(October 25, 2019 / JNS) More than 80 U.S. and Israeli officials gathered at the U.S. Department of State to participate in the 34th meeting of the U.S.-Israel Joint Economic Development Group (JEDG), the annual economic policy dialogue between the two nations first held in 1985.
Both sides seemed to express satisfaction with the trajectory of bilateral economic relations and underscored respective commitments to expanding and deepening policy coordination and cooperation across a broad range of sectors, according to a statement from the U.S. Treasury Department.
This year’s agenda covered risk management for foreign investments; women’s economic empowerment; quantum information science and artificial-intelligence research collaboration; exploration of technological innovations in public transportation; and the role of government in encouraging private-sector investments for more sustainable-development outcomes.
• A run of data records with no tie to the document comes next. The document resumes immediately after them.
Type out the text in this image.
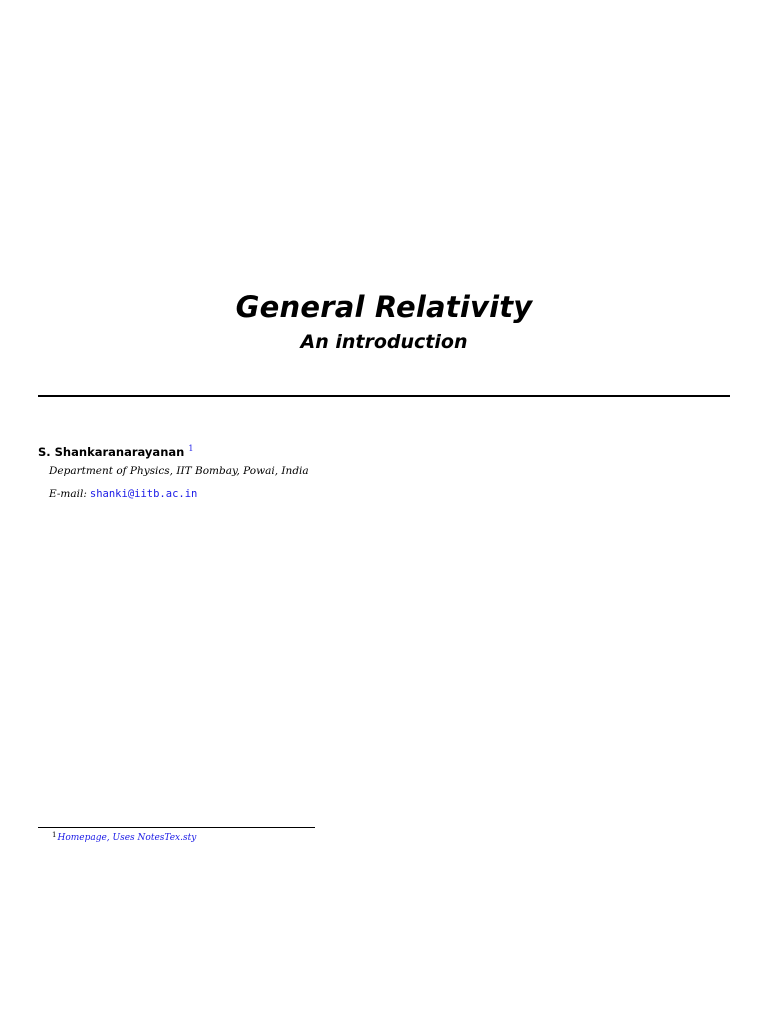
General Relativity
An introduction
S. Shankaranarayanan $^1$
Department of Physics, IIT Bombay, Powai, India
E-mail: shanki@iitb.ac.in
$^1$Homepage, Uses NotesTex.sty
Israel’s Higher Education Council and U.S. Department of Energy officials began discussions about possibly conducting joint research collaboration at the Fermi National Accelerator Laboratory in Illinois.
Additionally, Israeli Finance Ministry and the U.S. Treasury officials reviewed regulatory considerations and opportunities for investment cooperation in the financial-tech sector.
The Israeli JEDG delegation was headed by director general of the Israeli Finance Ministry Shai Babad.
It included Israeli Ambassador to the United States Ron Dermer, Governor of the Bank of Israel Amir Yaron and Chief Economist Shira Greenberg, in addition to officials from the Jewish state’s ministries of finance, transportation, foreign affairs, Israel Tax Authority, Israel’s High Education Council and academics from Bar-Ilan University.
U.S. Treasury Under Secretary for International Affairs Brent McIntosh headed the American delegation, which included Assistant Secretary of the Treasury Tom Feddo, Assistant Secretary of Housing and Urban Development Seth Appleton, Deputy Assistant Secretary of State Joel Rayburn and other officials from the State, Treasury, Housing and Urban Development, Energy and Transportation Departments, as well as the U.S. Agency for International Development, the White House Office of Science and Technology Policy, the U.S. Environmental Protection Agency, and the National Institute of Standards and Technology.